Photo by LEISARÀ Creative Studio

Second-Hand Animal Goods: How Ethical Does It Sound?

Regarding veganism, many people think it’s all about eating leafy greens and beans. But while it is true that a vegan diet is healthy and ethical and can help reduce your carbon footprint, it’s also true that you can’t always avoid animal products—eat least in our society.

Leather shoes are made from animal skin, but some leather alternatives are vegan-friendly. Similarly, wool sweaters are made from sheep’s wool, but synthetic options exist too.

I’ve never been able to find an answer to this question: is it okay for vegans to buy second-hand items made from animals?

The answer depends on how you feel and how much you’re willing to compromise your ethics. 

It seems complicated for vegans because we don’t want to support companies that treat animals poorly. But at the same time, we can’t afford new items all the time. And it feels wrong to throw away perfect products just because they’re not vegan-friendly.

That’s why there are two arguments: one against buying second-hand animal products and one in favor

New York, New York, 2017

It’s Okay To Buy Second-Hand Animal Products 

If you’re looking for second-hand goods, you have many options available—whether you want books, clothes, or even electronics, someone somewhere probably has something you like. You need to search around online until you find exactly what you need at the right price.

Thinking that vegans cannot wear second-hand animal fabrics because they do not use products of animal origin means only sticking to the definition of “vegan.”

In this case, we don’t consider the reality of the world we live in, which is non-vegan, and we don’t understand why most vegans are vegans. 

Being vegan means not wanting to support or be part of the cruelty and exploitation of animals. Wearing second-hand animal fabrics means you are not contributing personally to creating demand for those fabrics. For example, buying a vintage leather garment does not directly contribute to the death of one or more animals. Buying brand-new leather would create demand that buying second-hand leather does not create. 

When you need to buy something, second-hand goods are always the best choice, regardless of the fabric or material they are produced. Costs of materials, packaging, and shipping of a new product have different impacts on animals and the planet. 

You may not like wearing animal materials because you may feel uncomfortable wearing something from a dead animal. Still, it’s a matter of what you are comfortable with—not a valid reason other vegans should not wear second-hand or recycled animal materials. 

It’s Not Okay To Buy Second-Hand Animal Products 

Animal products are animal products. By definition, vegans do not use products of animal origin: wearing animal fabrics, second-hand or not, is not technically vegan. 

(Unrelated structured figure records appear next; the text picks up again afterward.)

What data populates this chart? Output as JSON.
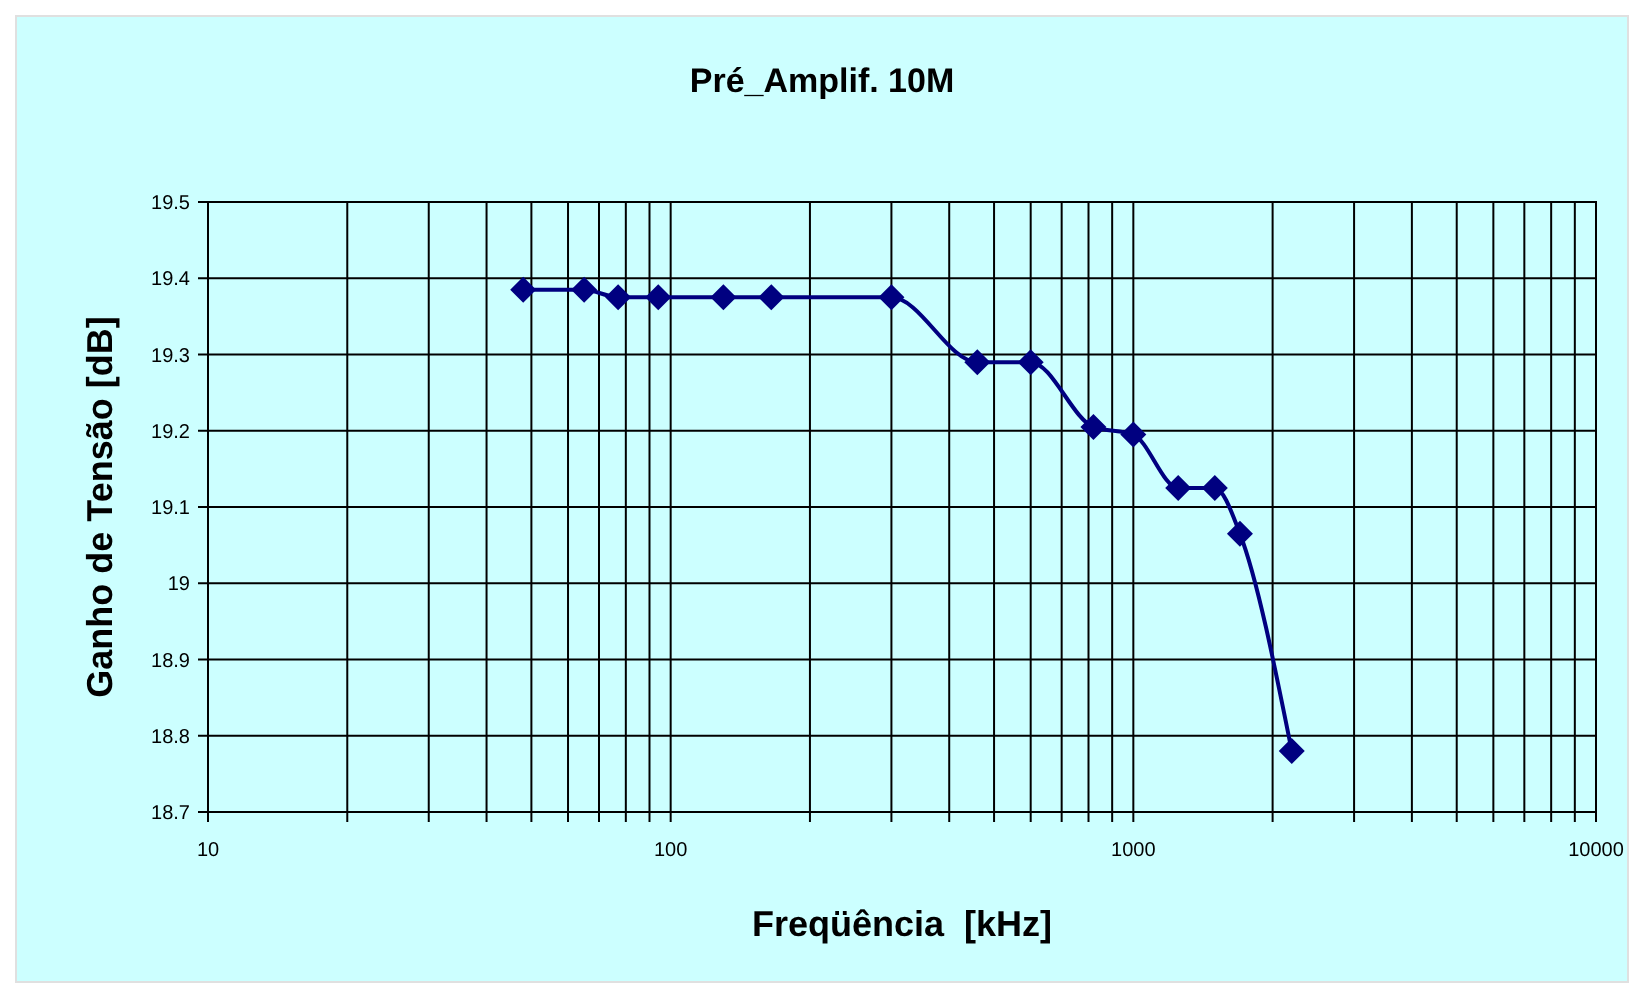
{
  "chart_data": {
    "type": "line",
    "title": "Pré_Amplif. 10M",
    "xlabel": "Freqüência  [kHz]",
    "ylabel": "Ganho de Tensão [dB]",
    "x": [
      48,
      65,
      77,
      94,
      130,
      165,
      300,
      460,
      600,
      820,
      1000,
      1250,
      1500,
      1700,
      2200
    ],
    "series": [
      {
        "color": "#000080",
        "values": [
          19.385,
          19.385,
          19.375,
          19.375,
          19.375,
          19.375,
          19.375,
          19.29,
          19.29,
          19.205,
          19.195,
          19.125,
          19.125,
          19.065,
          18.78
        ]
      }
    ],
    "log": "x",
    "xlim": [
      10,
      10000
    ],
    "xticks": [
      10,
      {
        "value": 20,
        "label": null
      },
      {
        "value": 30,
        "label": null
      },
      {
        "value": 40,
        "label": null
      },
      {
        "value": 50,
        "label": null
      },
      {
        "value": 60,
        "label": null
      },
      {
        "value": 70,
        "label": null
      },
      {
        "value": 80,
        "label": null
      },
      {
        "value": 90,
        "label": null
      },
      100,
      {
        "value": 200,
        "label": null
      },
      {
        "value": 300,
        "label": null
      },
      {
        "value": 400,
        "label": null
      },
      {
        "value": 500,
        "label": null
      },
      {
        "value": 600,
        "label": null
      },
      {
        "value": 700,
        "label": null
      },
      {
        "value": 800,
        "label": null
      },
      {
        "value": 900,
        "label": null
      },
      1000,
      {
        "value": 2000,
        "label": null
      },
      {
        "value": 3000,
        "label": null
      },
      {
        "value": 4000,
        "label": null
      },
      {
        "value": 5000,
        "label": null
      },
      {
        "value": 6000,
        "label": null
      },
      {
        "value": 7000,
        "label": null
      },
      {
        "value": 8000,
        "label": null
      },
      {
        "value": 9000,
        "label": null
      },
      10000
    ],
    "ylim": [
      18.7,
      19.5
    ],
    "yticks": [
      18.7,
      18.8,
      18.9,
      19,
      19.1,
      19.2,
      19.3,
      19.4,
      19.5
    ],
    "grid": true,
    "marker": "diamond",
    "line_style": "solid"
  }
}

Wearing them reveals that it is desirable or acceptable to use animals for clothing, regardless of where or how you got your garment. If, for example, you wear leather, you become a symbol of acceptance of objects made with that material. Your item may be second-hand, but others may be influenced to buy new animal-derived garments because they like yours. Vegans who wear leather will confuse others as to what veganism stands for. It is already difficult to get most people to understand veganism, and if vegans wear leather, our cause becomes harder to understand. 

Nowadays, many fantastic clothing and accessories are made with synthetic or natural non-animal materials. Even if you shop second-hand, you should be able to find a genuinely vegan version of what you want. The skin, for example, is still the skin of a dead animal. How can a vegan feel comfortable wearing it, knowing where it comes from and the cruelty those animals have endured? A non-vegan can avoid buying a new leather item if they have more second-hand ones available. By avoiding buying second-hand leather, you can indirectly contribute to the decrease in the demand for new leather to be produced, therefore saving more animals from suffering. If you inherit a leather item of clothing, you can donate it to a charity shop—this is an ethical and vegan choice. You no longer own an animal product and have positively contributed to a worthy cause. 

Photo by LOGAN WEAVER | @LGNWVR 

So, What Should You Do?

My answer is you should buy second-hand animal goods. But with some caveats. I’m a vegan, and I buy second-hand stuff. Even though I know that animals are exploited in producing most of these things, it’s better to support a second-hand store or thrift shop than buy new goods.

But another part of me feels guilty about buying second-hand animal-made stuff. Am I being hypocritical? 

Here’s my take: it’s not hypocritical for vegans to buy second-hand items made with animal products. But you should feel good about buying whatever you feel like buying! So if a specific item doesn’t make you feel good, don’t buy it or wear it.